= Star shaft =

Pyramid engineering feature

Elevation diagram of the interior structures of the Great Pyramid.10 shows the King's Chamber and its "star shafts".7 shows the Queen's Chamber and its shafts.

Star shafts, (sometimes called "air shafts") are two narrow ducts leading out of the King's Chamber of the Great Pyramid of Giza, or to similar shafts in the walls of the Queen's Chamber, though these are discussed less frequently due to being blocked off on both the outside and inside of the pyramid.

Shafts of this nature have not been discovered in any other pyramids as of yet. Initially they were presumed to be ventilation shafts, but doubt has been cast on this theory due to not all the shafts leading to the outside. This same fact also undermines the assumption that the shafts were used to observe certain stars. In 2010, researchers from Leeds University developed a robot that traversed the shaft and used an endoscopic camera to look through the hole previously drilled through the stone blocking the path to the outside. This revealed a small chamber with red ochre markings on the floor, followed by another large stone blocking the path.

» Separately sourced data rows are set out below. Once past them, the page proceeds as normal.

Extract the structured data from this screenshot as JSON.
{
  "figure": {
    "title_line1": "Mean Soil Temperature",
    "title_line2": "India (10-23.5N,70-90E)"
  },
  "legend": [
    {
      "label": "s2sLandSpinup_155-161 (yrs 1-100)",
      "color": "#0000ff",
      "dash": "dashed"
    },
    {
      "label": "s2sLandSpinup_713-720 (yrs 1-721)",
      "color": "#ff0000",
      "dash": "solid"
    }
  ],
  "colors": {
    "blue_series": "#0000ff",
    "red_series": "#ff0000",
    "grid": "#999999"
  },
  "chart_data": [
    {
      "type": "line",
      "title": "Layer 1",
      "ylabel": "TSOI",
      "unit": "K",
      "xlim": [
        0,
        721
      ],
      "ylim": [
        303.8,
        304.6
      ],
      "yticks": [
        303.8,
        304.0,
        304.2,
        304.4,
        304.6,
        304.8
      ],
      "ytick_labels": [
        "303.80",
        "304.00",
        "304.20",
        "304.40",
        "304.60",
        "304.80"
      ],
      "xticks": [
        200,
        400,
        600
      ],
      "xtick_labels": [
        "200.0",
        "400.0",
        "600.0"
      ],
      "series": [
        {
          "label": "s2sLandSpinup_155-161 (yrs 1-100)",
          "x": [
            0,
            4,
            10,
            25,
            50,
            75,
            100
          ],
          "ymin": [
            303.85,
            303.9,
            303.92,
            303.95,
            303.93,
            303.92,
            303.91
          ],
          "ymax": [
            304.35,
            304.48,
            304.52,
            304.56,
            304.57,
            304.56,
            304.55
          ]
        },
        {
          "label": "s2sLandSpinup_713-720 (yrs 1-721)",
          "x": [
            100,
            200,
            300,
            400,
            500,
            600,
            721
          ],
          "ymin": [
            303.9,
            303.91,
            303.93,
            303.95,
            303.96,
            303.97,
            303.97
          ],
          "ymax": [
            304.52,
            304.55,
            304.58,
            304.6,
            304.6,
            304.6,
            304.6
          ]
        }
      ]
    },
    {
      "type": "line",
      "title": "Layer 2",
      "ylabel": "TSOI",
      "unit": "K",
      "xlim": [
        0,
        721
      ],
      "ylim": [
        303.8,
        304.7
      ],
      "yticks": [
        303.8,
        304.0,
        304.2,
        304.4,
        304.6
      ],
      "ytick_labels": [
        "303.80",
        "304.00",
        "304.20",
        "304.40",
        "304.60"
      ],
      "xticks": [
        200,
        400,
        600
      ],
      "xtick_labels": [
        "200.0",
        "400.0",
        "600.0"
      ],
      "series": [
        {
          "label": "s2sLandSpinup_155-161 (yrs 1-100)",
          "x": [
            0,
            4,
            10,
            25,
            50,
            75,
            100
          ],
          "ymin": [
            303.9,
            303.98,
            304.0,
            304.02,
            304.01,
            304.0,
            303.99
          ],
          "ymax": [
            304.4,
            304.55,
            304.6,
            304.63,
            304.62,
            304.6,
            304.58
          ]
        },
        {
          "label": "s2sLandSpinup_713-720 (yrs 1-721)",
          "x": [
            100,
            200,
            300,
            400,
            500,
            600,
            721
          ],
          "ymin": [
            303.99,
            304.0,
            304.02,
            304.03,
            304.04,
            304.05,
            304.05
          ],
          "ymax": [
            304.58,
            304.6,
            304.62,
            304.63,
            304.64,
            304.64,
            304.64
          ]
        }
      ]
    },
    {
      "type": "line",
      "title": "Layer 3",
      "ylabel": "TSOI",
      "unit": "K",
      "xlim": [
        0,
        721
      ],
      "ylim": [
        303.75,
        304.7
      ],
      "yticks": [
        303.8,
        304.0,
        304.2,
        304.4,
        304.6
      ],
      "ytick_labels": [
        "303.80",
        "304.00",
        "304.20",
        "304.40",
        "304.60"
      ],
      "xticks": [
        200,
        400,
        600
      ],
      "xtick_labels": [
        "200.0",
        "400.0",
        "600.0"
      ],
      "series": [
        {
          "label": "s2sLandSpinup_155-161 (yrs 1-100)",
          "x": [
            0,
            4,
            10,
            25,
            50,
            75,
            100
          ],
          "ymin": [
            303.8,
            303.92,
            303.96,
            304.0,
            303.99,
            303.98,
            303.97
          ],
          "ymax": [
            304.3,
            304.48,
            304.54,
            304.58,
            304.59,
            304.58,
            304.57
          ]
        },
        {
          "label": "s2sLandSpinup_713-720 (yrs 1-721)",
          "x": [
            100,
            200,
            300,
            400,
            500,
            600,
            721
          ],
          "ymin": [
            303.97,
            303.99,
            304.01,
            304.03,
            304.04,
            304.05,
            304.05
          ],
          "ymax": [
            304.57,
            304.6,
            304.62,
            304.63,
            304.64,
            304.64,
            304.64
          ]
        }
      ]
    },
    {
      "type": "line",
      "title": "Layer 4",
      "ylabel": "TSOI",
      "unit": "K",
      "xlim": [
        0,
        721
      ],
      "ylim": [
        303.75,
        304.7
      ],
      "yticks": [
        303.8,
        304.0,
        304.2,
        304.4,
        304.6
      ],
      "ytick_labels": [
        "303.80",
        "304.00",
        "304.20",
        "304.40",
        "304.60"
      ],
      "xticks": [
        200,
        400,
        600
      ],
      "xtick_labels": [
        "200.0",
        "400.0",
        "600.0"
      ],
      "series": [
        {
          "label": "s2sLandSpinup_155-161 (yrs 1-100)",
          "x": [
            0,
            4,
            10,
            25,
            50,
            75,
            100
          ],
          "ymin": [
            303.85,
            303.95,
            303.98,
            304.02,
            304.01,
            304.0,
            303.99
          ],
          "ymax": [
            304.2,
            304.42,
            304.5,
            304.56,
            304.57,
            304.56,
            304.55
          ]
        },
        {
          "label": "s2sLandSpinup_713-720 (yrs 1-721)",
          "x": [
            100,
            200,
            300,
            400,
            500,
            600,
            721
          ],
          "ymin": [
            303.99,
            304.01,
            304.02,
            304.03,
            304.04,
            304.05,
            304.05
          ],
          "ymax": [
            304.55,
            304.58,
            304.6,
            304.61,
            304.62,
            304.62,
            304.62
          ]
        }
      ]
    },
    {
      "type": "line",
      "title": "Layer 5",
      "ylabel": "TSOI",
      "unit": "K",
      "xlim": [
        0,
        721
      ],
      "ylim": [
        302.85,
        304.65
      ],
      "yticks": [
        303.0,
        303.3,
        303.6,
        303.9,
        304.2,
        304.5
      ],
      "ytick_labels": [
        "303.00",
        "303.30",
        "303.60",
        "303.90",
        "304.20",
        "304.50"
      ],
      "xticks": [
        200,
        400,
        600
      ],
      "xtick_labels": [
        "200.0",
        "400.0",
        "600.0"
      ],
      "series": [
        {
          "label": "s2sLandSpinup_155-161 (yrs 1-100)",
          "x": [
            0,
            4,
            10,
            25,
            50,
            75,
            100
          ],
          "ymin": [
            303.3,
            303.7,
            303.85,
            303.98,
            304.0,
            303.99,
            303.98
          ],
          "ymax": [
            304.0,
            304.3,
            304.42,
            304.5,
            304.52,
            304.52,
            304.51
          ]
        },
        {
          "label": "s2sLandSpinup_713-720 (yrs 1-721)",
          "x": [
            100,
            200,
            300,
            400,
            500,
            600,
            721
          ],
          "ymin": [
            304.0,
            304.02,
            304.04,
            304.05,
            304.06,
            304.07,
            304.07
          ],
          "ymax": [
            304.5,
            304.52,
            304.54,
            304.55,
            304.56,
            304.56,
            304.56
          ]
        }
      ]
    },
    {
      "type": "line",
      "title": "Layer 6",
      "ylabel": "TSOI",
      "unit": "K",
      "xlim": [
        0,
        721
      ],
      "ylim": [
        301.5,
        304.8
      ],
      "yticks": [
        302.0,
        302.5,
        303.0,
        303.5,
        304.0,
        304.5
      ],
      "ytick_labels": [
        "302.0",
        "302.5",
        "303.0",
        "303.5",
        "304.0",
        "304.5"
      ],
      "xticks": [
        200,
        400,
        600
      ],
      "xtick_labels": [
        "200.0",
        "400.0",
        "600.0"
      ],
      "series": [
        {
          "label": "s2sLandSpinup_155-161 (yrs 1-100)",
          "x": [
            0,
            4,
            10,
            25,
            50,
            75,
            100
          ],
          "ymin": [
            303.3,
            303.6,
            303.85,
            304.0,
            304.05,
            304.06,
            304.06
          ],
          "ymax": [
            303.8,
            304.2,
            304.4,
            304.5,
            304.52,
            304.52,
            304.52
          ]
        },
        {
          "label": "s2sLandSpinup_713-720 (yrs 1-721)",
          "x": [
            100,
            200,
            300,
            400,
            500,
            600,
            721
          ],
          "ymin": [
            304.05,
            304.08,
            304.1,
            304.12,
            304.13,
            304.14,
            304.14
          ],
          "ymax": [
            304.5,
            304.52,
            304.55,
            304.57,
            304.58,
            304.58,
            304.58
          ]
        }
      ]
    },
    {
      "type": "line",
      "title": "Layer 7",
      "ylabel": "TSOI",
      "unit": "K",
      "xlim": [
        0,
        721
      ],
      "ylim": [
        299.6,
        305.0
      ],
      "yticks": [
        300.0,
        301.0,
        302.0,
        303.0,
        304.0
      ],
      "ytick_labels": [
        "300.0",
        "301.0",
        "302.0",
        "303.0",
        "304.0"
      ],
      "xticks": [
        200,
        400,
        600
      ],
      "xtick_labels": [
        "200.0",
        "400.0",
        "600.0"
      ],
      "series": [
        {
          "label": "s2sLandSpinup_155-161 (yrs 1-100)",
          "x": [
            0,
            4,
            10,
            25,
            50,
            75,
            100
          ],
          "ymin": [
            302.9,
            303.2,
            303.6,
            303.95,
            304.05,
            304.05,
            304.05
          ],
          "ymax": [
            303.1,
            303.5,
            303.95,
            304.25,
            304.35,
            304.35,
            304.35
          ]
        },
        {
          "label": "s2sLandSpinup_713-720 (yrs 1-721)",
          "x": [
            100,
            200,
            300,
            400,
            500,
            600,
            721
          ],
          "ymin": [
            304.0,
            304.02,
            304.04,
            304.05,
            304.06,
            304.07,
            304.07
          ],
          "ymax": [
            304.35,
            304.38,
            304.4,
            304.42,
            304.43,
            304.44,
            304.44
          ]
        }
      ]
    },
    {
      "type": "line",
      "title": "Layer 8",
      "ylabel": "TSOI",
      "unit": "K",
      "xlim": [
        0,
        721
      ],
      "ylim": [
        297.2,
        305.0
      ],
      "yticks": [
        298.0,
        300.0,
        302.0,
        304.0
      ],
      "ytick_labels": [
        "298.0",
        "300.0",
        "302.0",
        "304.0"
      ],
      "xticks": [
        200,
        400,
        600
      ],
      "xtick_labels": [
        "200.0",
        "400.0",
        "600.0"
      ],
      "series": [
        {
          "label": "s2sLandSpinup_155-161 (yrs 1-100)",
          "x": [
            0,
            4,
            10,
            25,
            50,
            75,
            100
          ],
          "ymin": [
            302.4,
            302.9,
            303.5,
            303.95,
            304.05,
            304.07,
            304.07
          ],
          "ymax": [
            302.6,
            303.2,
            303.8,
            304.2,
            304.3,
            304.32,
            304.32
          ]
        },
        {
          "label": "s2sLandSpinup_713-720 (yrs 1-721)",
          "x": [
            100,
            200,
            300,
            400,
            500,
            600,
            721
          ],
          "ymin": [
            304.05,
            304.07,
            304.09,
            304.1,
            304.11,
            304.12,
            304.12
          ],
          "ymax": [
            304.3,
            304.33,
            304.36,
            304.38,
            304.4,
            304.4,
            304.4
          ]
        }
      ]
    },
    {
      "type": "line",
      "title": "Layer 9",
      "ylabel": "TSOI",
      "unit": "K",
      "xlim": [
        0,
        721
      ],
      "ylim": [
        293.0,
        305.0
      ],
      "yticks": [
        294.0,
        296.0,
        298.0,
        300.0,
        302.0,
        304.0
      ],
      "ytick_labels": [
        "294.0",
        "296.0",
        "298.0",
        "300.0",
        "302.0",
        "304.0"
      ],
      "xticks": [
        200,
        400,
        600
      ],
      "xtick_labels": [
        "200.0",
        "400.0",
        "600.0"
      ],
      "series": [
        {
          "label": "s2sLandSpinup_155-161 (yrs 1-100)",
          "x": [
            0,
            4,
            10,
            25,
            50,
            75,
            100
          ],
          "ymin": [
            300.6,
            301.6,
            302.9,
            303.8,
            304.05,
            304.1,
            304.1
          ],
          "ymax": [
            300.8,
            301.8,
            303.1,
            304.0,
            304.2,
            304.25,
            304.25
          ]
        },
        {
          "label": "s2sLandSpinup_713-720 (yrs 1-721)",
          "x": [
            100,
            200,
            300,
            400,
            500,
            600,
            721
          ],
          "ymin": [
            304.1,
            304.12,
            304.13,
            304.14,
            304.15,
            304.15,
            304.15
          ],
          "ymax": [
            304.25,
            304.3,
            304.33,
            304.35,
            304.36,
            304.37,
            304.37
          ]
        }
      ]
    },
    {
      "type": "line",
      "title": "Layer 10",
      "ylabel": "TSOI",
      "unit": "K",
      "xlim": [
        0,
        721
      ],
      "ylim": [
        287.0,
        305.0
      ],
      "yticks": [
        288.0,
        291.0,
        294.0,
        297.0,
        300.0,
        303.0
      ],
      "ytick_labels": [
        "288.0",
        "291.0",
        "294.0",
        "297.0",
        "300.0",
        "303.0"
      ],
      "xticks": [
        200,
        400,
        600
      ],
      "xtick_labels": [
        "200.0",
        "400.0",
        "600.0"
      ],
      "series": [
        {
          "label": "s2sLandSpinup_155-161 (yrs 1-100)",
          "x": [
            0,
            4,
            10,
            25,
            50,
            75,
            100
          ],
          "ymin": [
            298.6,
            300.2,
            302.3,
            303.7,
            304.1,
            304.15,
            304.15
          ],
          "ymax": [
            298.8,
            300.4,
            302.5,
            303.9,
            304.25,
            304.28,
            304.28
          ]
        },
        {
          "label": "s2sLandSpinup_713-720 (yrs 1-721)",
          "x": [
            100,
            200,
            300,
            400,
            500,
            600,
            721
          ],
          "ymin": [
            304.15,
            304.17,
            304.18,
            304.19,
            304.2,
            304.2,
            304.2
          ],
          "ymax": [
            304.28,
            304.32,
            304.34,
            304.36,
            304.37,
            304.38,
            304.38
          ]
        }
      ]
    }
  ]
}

== Physical characteristics ==

In the north and south walls of the King's Chamber are two narrow shafts, commonly known as "air shafts". They face each other and are located approximately 0.91 m above the floor, 2.5 m from the eastern wall, with a width of 18 and 21 cm and a height of 14 cm. Both start out horizontally for the length of the granite blocks they go through before changing to an upwards direction. The southern shaft ascends at an angle of 45° with a slight curve westwards. One ceiling stone was found to be distinctly unfinished which Gantenbrink called a "Monday morning block". The northern shaft changes angle several times, shifting the path to the west, perhaps to avoid the Big Void. The builders had trouble calculating the right angles, resulting in parts of the shaft being narrower. Nowadays they both commute to the exterior; whether they originally penetrated the outer casing is unknown.

==Theories of purpose==
In the Great Pyramid of Giza there are two narrow shafts, in the north and south walls of the King's Chamber. Alexandre M. Badawy suggested that the south shaft pointed to Orion's Belt during the period of the construction of the Giza pyramid complex. While this may be true, the shafts could not have been used to actually observe the stars due to the intentionally placed stones blocking the path. Virginia Trimble posited that the north shaft was meant to point towards the north circumpolar stars, The Indestructibles. The Ancient Egyptians believed that these stars were closely associated with eternity and the afterlife, so this northern shaft possibly could have been a way whereby the soul of the deceased king might ascend to the stars.

Another common theory is that the shafts were merely "air vents" for ventilation. It's evident that they can be used as such, given that they were cleaned in modern times, to allow for better ventilation for tourists. Of course the dead do not need air vents, but they may have been useful as such during the construction of the pyramid or in rituals following the death of a pharaoh. However, the Queen's Chamber shafts were found sealed, so whether or not they could have been used for ventilation is uncertain. Furthermore, the lack of shafts in the other pyramids casts doubt on this theory.

The theory that is most widely accepted today is that of the shafts pointing towards certain stars/asterisms that were important to the Egyptians. It is expected that at the time of the pyramid's construction (circa 2500 BC), the shafts aligned with the transit points of Alpha Draconis (which is projected to have been the star closest to the north celestial pole), Orion's Belt, Sirius, and Beta Ursae Minoris. The star shafts were presumably meant to direct the spirit of the pharaoh to these stars; Alpha Draconis the pole star, Beta Ursa Minoris one of The Indestructibles, Orion representing the deity Osiris, and Sirius representing his consort Isis.

== Robotic exploration ==
In 2010, researchers from Leeds University had finished construction of a robot specifically designed to traverse the shafts and attempt to determine their true purpose. The robot successfully navigated through all 60 meters of one shaft, collecting nine hours of video footage. Upon reaching the large stone at the end of the shaft, the robot managed to get a camera past it. On the other side, a small chamber with intricate symbols on the floor was discovered. Rob Richardson, Professor of Robotics at Leeds, stated “given the artwork, it is likely the shaft served a bigger purpose than act as an air vent. But what that bigger purpose was remains a mystery.”

Furthermore, at the other end of the small decorated chamber, was another large stone blocking the shaft; due to the robot not being able to get past the second stone, what lies past it continues to remain a mystery. However, the robotic exploration project had to be cut short due to growing security problems in Egypt.